At one time many years ago, because my surname was sometimes misheard by Japanese speakers on the phone, I made a habit of orally glossing my name with “利益のリに是非のゼ. It apparently usually worked, perhaps because most people realized I was not a Japanese native and was giving them the pronunciation as rendered in katakana. It backfired one day, however, perhaps in a way that might give me confidence in my Japanese speaking ability.
After phoning someone and being told that a person I needed to speak with would be returning to the office in a while and would return my call, I left a message, giving my name in the above manner.

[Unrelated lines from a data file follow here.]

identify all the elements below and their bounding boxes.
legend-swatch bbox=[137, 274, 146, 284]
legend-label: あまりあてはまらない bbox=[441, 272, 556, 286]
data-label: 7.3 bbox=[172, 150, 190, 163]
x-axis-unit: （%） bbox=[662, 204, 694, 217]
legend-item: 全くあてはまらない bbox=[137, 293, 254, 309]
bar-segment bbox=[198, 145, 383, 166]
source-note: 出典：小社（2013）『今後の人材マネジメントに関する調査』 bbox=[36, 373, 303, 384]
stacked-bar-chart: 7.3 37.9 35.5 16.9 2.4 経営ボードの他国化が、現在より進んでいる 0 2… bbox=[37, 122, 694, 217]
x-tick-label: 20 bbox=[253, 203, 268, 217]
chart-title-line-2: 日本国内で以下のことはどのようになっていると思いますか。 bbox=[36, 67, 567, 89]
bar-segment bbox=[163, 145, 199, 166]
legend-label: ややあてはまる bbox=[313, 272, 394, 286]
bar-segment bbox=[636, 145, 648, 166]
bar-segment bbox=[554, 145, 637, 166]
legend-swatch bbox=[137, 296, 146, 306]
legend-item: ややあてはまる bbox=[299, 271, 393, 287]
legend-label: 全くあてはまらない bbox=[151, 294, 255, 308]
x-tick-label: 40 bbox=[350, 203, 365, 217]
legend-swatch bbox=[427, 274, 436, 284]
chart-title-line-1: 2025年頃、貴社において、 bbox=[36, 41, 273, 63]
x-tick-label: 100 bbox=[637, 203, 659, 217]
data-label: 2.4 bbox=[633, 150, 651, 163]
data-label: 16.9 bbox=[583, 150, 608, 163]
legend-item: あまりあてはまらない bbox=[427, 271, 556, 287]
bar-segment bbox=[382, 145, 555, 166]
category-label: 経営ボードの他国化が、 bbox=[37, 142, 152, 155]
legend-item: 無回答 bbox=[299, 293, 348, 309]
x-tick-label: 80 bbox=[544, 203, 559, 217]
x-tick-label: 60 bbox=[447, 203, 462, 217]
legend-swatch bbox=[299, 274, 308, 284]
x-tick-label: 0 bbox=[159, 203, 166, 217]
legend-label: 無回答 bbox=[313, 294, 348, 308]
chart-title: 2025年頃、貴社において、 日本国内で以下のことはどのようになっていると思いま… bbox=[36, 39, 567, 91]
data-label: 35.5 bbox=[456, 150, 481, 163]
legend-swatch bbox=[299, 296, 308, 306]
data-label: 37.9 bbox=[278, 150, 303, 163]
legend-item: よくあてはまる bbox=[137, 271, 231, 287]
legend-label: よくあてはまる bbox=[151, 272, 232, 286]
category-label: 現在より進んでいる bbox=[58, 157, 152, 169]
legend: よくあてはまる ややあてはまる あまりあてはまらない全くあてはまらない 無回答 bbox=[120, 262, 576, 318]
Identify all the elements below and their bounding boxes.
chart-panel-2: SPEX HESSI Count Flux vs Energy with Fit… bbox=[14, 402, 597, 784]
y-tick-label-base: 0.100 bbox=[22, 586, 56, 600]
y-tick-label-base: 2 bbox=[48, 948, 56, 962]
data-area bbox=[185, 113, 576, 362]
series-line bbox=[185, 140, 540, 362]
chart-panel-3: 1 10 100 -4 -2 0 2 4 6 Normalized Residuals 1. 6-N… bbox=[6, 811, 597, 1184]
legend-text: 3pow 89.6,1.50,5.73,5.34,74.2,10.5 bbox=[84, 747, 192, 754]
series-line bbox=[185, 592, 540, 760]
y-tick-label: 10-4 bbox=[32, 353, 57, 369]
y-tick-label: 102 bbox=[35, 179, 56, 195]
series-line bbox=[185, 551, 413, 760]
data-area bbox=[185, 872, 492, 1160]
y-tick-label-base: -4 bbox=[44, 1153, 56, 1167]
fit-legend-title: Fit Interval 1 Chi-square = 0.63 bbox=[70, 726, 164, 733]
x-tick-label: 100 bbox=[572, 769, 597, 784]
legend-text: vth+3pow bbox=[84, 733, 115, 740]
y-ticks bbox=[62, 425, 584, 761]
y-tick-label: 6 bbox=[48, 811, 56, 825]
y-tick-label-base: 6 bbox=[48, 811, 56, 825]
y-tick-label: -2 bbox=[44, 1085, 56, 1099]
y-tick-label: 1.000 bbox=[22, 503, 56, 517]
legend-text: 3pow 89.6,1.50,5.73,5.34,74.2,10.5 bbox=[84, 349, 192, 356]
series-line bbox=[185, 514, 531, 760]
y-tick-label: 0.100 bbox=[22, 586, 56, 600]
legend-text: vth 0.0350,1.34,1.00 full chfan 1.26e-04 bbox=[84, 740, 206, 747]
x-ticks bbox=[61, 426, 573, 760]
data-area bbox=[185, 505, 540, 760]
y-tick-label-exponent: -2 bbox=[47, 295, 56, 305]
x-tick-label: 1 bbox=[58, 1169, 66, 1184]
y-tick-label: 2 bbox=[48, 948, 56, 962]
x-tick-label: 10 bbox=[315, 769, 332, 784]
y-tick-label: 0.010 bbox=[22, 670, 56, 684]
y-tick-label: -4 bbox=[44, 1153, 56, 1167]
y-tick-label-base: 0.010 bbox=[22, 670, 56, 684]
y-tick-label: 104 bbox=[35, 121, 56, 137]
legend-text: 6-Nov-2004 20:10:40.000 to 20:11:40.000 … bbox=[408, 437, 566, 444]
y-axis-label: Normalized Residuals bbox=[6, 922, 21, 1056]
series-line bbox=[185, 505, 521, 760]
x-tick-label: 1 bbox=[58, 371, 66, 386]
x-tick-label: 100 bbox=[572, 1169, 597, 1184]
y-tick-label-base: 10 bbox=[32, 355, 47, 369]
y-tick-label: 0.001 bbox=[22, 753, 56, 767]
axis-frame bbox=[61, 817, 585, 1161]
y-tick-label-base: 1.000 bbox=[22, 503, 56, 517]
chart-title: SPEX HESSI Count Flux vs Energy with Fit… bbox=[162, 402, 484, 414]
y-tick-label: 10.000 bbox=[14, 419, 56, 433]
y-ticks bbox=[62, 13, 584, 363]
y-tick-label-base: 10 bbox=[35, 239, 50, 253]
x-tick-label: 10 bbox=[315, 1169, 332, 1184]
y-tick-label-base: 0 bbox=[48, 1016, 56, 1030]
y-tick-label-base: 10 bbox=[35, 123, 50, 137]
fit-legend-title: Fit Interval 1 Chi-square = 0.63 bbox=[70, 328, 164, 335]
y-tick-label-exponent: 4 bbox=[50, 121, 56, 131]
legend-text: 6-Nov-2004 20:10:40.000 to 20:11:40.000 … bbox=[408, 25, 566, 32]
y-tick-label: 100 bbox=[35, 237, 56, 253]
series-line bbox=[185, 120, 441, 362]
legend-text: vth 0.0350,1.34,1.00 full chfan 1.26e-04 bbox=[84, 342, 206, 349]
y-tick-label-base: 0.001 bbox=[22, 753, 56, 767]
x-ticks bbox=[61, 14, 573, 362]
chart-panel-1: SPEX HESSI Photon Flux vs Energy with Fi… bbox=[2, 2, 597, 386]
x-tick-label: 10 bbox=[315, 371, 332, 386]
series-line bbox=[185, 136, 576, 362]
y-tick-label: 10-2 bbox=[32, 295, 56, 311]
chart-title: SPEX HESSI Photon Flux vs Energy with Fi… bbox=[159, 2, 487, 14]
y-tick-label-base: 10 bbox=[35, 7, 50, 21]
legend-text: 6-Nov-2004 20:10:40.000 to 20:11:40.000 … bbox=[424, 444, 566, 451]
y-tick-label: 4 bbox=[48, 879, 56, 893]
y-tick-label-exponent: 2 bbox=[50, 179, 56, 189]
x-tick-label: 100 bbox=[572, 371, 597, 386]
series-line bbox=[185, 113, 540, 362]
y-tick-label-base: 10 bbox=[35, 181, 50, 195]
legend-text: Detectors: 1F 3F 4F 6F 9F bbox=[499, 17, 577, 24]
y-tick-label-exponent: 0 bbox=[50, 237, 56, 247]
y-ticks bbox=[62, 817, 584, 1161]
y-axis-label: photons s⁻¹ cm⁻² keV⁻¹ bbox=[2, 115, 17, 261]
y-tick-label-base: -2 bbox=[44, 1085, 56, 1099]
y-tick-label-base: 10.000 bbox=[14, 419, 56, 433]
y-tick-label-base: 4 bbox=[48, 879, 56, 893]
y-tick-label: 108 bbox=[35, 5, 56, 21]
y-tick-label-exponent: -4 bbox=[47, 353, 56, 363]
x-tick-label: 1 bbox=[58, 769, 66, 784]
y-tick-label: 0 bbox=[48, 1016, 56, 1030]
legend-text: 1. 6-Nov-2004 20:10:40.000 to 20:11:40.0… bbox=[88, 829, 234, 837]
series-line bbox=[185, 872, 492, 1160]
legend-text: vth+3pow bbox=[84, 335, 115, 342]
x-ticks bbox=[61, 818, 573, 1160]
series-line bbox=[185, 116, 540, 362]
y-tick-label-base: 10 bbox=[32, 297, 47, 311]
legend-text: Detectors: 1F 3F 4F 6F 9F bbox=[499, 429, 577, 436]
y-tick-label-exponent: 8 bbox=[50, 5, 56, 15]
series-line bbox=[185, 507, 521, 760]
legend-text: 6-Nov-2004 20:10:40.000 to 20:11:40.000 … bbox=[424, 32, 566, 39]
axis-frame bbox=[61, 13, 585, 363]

About two hours later, I received a phone call from someone asking for Toshikore-san. The person on the other end of the call could not see me figuratively slapping my forehead in recognition of what caused the problem of him thinking he was phoned by this person Toshikore. What had happened was that the person taking my message wrote down not the phonetics associated with two kanji characters, but rather the kanji characters themselves, thereby rendering what could look like—at least to an older reader—the name Toshikore (利是). It was sort of like a dog owner pointing to a stick they had thrown to have their dog fetch it and having the dog instead fetch the owner’s hand. But it was nonetheless my fault; I was pointing to the wrong stick.
I bade farewell to that flawed phonetic device and switched to explaining explicitly that my name was written with two katakana glyphs.